What’s in a name?

A few weeks ago I posted about the problems we have with labels. They can be useful—let’s face it, they do simplify things a lot, and we’d be cactus without them—but they do oversimplify things a little. On that post I published the result of a questionnaire which attempted to rate me according to different labels we use to describe Christians today.

I said that the questionnaire seemed to sum me up pretty well. Looking back, I’m still pretty impressed.

Even so, I didn’t score more than 86% on any of them. In other words, I don’t fall fully into any category. My top score was ‘Emergent/post-modern.’ I do like Brian McLaren and Tony Jones, and a lot of the blogs I read are written by people who identify as ’emergent.’ Still, I find it odd that it is possible to label oneself as ’emergent’—one of the features of post-modernism is a suspicion of labels and any attempt to categorise people into these sorts of groups!

The next highest score was for ‘evangelical.’ This term has some negative connotations, but in terms of theology and practice, it seems to fit. A similar thing could be said for the next item on the list, ‘Wesleyan/holiness.’

Whilst all of these labels sort of apply, none of them really sum me up! When anyone uses one of these words to describe me, I cringe. Not because I find it offensive, but because I’m aware of how much I’m not whatever I just got called.

How, then, do I describe myself? Like many others, I could call myself, ‘just a Christian.’ That’s pretty good, but even that term has meanings I’m not sure about. In my context it seems to be synonymous with either ‘evangelical’ or ‘Roman Catholic.’ Some take the term to mean I’ve been baptised, whilst others would (justifiably) view me with hatred.

I could call myself a disciple of Christ. That’s pretty good, but it comes over (to me) as a little sanctimonious. Jesus says a lot about disciples in the Scripture, and whilst the term may be quite applicable it could sound like a claim to be living the sort of life Jesus expects. Do I truly love my neighbour as myself? Am I really prepared to take up my cross in order to follow Christ? True discipleship moves toward these things, but the epithet would appear to be a claim to have reached the destination.

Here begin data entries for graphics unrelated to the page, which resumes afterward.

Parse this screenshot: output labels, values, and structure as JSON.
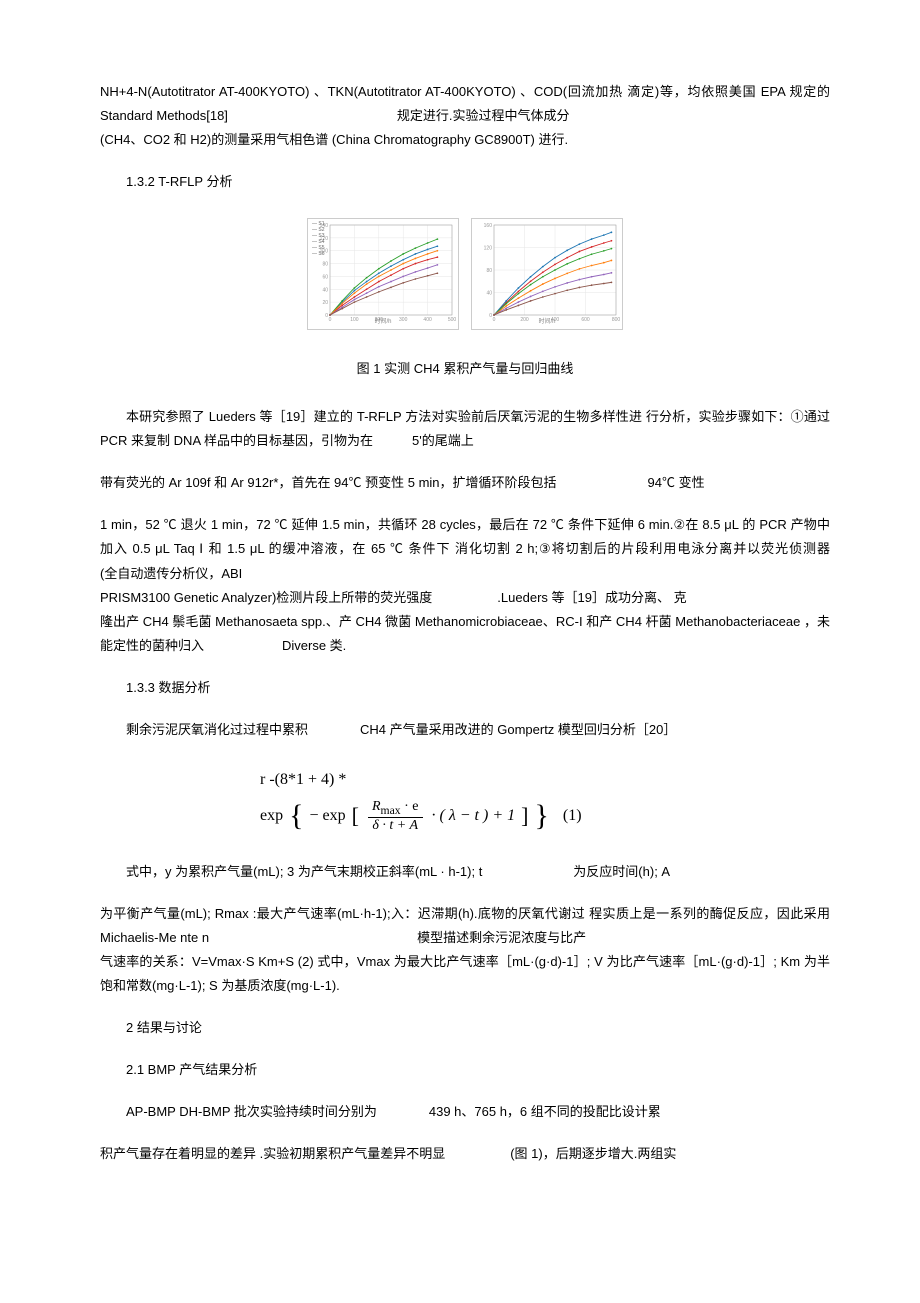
{
  "para1": "NH+4-N(Autotitrator AT-400KYOTO) 、TKN(Autotitrator AT-400KYOTO) 、COD(回流加热 滴定)等，均依照美国 EPA 规定的 Standard Methods[18]　　　　　　　　　　　　　规定进行.实验过程中气体成分",
  "para1b": "(CH4、CO2 和 H2)的测量采用气相色谱 (China Chromatography GC8900T) 进行.",
  "para2": "1.3.2 T-RFLP 分析",
  "fig_caption": "图 1 实测 CH4 累积产气量与回归曲线",
  "para3": "本研究参照了 Lueders 等［19］建立的 T-RFLP 方法对实验前后厌氧污泥的生物多样性进 行分析，实验步骤如下：①通过　　　　　　　　　PCR 来复制 DNA 样品中的目标基因，引物为在　　　5'的尾端上",
  "para3b": "带有荧光的 Ar 109f 和 Ar 912r*，首先在 94℃ 预变性 5 min，扩增循环阶段包括　　　　　　　94℃ 变性",
  "para3c": "1 min，52 ℃ 退火 1 min，72 ℃ 延伸 1.5 min，共循环 28 cycles，最后在 72 ℃ 条件下延伸 6 min.②在 8.5 μL 的 PCR 产物中加入 0.5 μL Taq Ⅰ 和 1.5 μL 的缓冲溶液，在 65 ℃ 条件下 消化切割 2 h;③将切割后的片段利用电泳分离并以荧光侦测器　　　　　　　　　　　　　　　　　　　　　　　　　　　(全自动遗传分析仪，ABI",
  "para3d": "PRISM3100 Genetic Analyzer)检测片段上所带的荧光强度　　　　　.Lueders 等［19］成功分离、 克",
  "para3e": "隆出产 CH4 鬃毛菌 Methanosaeta spp.、产 CH4 微菌 Methanomicrobiaceae、RC-I 和产 CH4 杆菌 Methanobacteriaceae ，未能定性的菌种归入　　　　　　Diverse 类.",
  "para4": "1.3.3 数据分析",
  "para5": "剩余污泥厌氧消化过过程中累积　　　　CH4 产气量采用改进的 Gompertz 模型回归分析［20］",
  "formula_line1": "r -(8*1 + 4) *",
  "formula_exp1": "exp",
  "formula_exp2": "− exp",
  "formula_num": "R",
  "formula_num_sub": "max",
  "formula_num_dot": " · e",
  "formula_den": "δ · t + A",
  "formula_tail": " · ( λ − t )  + 1",
  "formula_eqnum": "(1)",
  "para6": "式中，y 为累积产气量(mL); 3 为产气末期校正斜率(mL · h-1); t　　　　　　　为反应时间(h); A",
  "para6b": "为平衡产气量(mL); Rmax :最大产气速率(mL·h-1);入：迟滞期(h).底物的厌氧代谢过 程实质上是一系列的酶促反应，因此采用 Michaelis-Me nte n　　　　　　　　　　　　　　　　模型描述剩余污泥浓度与比产",
  "para6c": "气速率的关系：V=Vmax·S Km+S (2) 式中，Vmax 为最大比产气速率［mL·(g·d)-1］; V 为比产气速率［mL·(g·d)-1］; Km 为半饱和常数(mg·L-1); S 为基质浓度(mg·L-1).",
  "para7": "2 结果与讨论",
  "para8": "2.1 BMP 产气结果分析",
  "para9": "AP-BMP DH-BMP 批次实验持续时间分别为　　　　439 h、765 h，6 组不同的投配比设计累",
  "para10": "积产气量存在着明显的差异 .实验初期累积产气量差异不明显　　　　　(图 1)，后期逐步增大.两组实",
  "chart1": {
    "type": "line",
    "background_color": "#ffffff",
    "grid_color": "#e6e6e6",
    "xlim": [
      0,
      500
    ],
    "ylim": [
      0,
      140
    ],
    "x_ticks": [
      0,
      100,
      200,
      300,
      400,
      500
    ],
    "y_ticks": [
      0,
      20,
      40,
      60,
      80,
      100,
      120,
      140
    ],
    "series_colors": [
      "#d62728",
      "#1f77b4",
      "#2ca02c",
      "#ff7f0e",
      "#9467bd",
      "#8c564b"
    ],
    "series": [
      [
        [
          0,
          0
        ],
        [
          50,
          15
        ],
        [
          100,
          28
        ],
        [
          150,
          40
        ],
        [
          200,
          52
        ],
        [
          250,
          62
        ],
        [
          300,
          72
        ],
        [
          350,
          80
        ],
        [
          400,
          86
        ],
        [
          440,
          90
        ]
      ],
      [
        [
          0,
          0
        ],
        [
          50,
          20
        ],
        [
          100,
          38
        ],
        [
          150,
          52
        ],
        [
          200,
          65
        ],
        [
          250,
          76
        ],
        [
          300,
          86
        ],
        [
          350,
          95
        ],
        [
          400,
          102
        ],
        [
          440,
          107
        ]
      ],
      [
        [
          0,
          0
        ],
        [
          50,
          22
        ],
        [
          100,
          42
        ],
        [
          150,
          58
        ],
        [
          200,
          72
        ],
        [
          250,
          84
        ],
        [
          300,
          95
        ],
        [
          350,
          104
        ],
        [
          400,
          112
        ],
        [
          440,
          118
        ]
      ],
      [
        [
          0,
          0
        ],
        [
          50,
          18
        ],
        [
          100,
          34
        ],
        [
          150,
          48
        ],
        [
          200,
          60
        ],
        [
          250,
          70
        ],
        [
          300,
          80
        ],
        [
          350,
          88
        ],
        [
          400,
          95
        ],
        [
          440,
          100
        ]
      ],
      [
        [
          0,
          0
        ],
        [
          50,
          12
        ],
        [
          100,
          24
        ],
        [
          150,
          34
        ],
        [
          200,
          44
        ],
        [
          250,
          52
        ],
        [
          300,
          60
        ],
        [
          350,
          67
        ],
        [
          400,
          73
        ],
        [
          440,
          78
        ]
      ],
      [
        [
          0,
          0
        ],
        [
          50,
          10
        ],
        [
          100,
          20
        ],
        [
          150,
          28
        ],
        [
          200,
          36
        ],
        [
          250,
          43
        ],
        [
          300,
          50
        ],
        [
          350,
          56
        ],
        [
          400,
          61
        ],
        [
          440,
          65
        ]
      ]
    ]
  },
  "chart2": {
    "type": "line",
    "background_color": "#ffffff",
    "grid_color": "#e6e6e6",
    "xlim": [
      0,
      800
    ],
    "ylim": [
      0,
      160
    ],
    "x_ticks": [
      0,
      200,
      400,
      600,
      800
    ],
    "y_ticks": [
      0,
      40,
      80,
      120,
      160
    ],
    "series_colors": [
      "#d62728",
      "#1f77b4",
      "#2ca02c",
      "#ff7f0e",
      "#9467bd",
      "#8c564b"
    ],
    "series": [
      [
        [
          0,
          0
        ],
        [
          80,
          22
        ],
        [
          160,
          42
        ],
        [
          240,
          60
        ],
        [
          320,
          76
        ],
        [
          400,
          90
        ],
        [
          480,
          102
        ],
        [
          560,
          113
        ],
        [
          640,
          121
        ],
        [
          720,
          128
        ],
        [
          770,
          132
        ]
      ],
      [
        [
          0,
          0
        ],
        [
          80,
          25
        ],
        [
          160,
          48
        ],
        [
          240,
          68
        ],
        [
          320,
          86
        ],
        [
          400,
          102
        ],
        [
          480,
          115
        ],
        [
          560,
          126
        ],
        [
          640,
          135
        ],
        [
          720,
          142
        ],
        [
          770,
          147
        ]
      ],
      [
        [
          0,
          0
        ],
        [
          80,
          20
        ],
        [
          160,
          38
        ],
        [
          240,
          54
        ],
        [
          320,
          68
        ],
        [
          400,
          80
        ],
        [
          480,
          91
        ],
        [
          560,
          100
        ],
        [
          640,
          108
        ],
        [
          720,
          114
        ],
        [
          770,
          118
        ]
      ],
      [
        [
          0,
          0
        ],
        [
          80,
          16
        ],
        [
          160,
          30
        ],
        [
          240,
          43
        ],
        [
          320,
          55
        ],
        [
          400,
          65
        ],
        [
          480,
          74
        ],
        [
          560,
          82
        ],
        [
          640,
          88
        ],
        [
          720,
          93
        ],
        [
          770,
          97
        ]
      ],
      [
        [
          0,
          0
        ],
        [
          80,
          12
        ],
        [
          160,
          23
        ],
        [
          240,
          33
        ],
        [
          320,
          42
        ],
        [
          400,
          50
        ],
        [
          480,
          57
        ],
        [
          560,
          63
        ],
        [
          640,
          68
        ],
        [
          720,
          72
        ],
        [
          770,
          75
        ]
      ],
      [
        [
          0,
          0
        ],
        [
          80,
          9
        ],
        [
          160,
          17
        ],
        [
          240,
          25
        ],
        [
          320,
          32
        ],
        [
          400,
          38
        ],
        [
          480,
          44
        ],
        [
          560,
          49
        ],
        [
          640,
          53
        ],
        [
          720,
          56
        ],
        [
          770,
          58
        ]
      ]
    ]
  }
}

There is one name I am comfortable with. Albert Orsborn, a former Gerneral of the Salvation Army, wrote about it in one of his hymns (Number 59 in the Salvation Army Songbook):

Thy name is joined with mine
By every human tie,
And my new name is thine,
A child of God am I;
And never more alone, since thou
Art on the road beside me now.

Bearing the name ‘Christ’ is a high calling. But it’s not a name that comes with a burden—it comes with the strength of the one who bestows it upon us.

Lord, mould me for your name’s sake!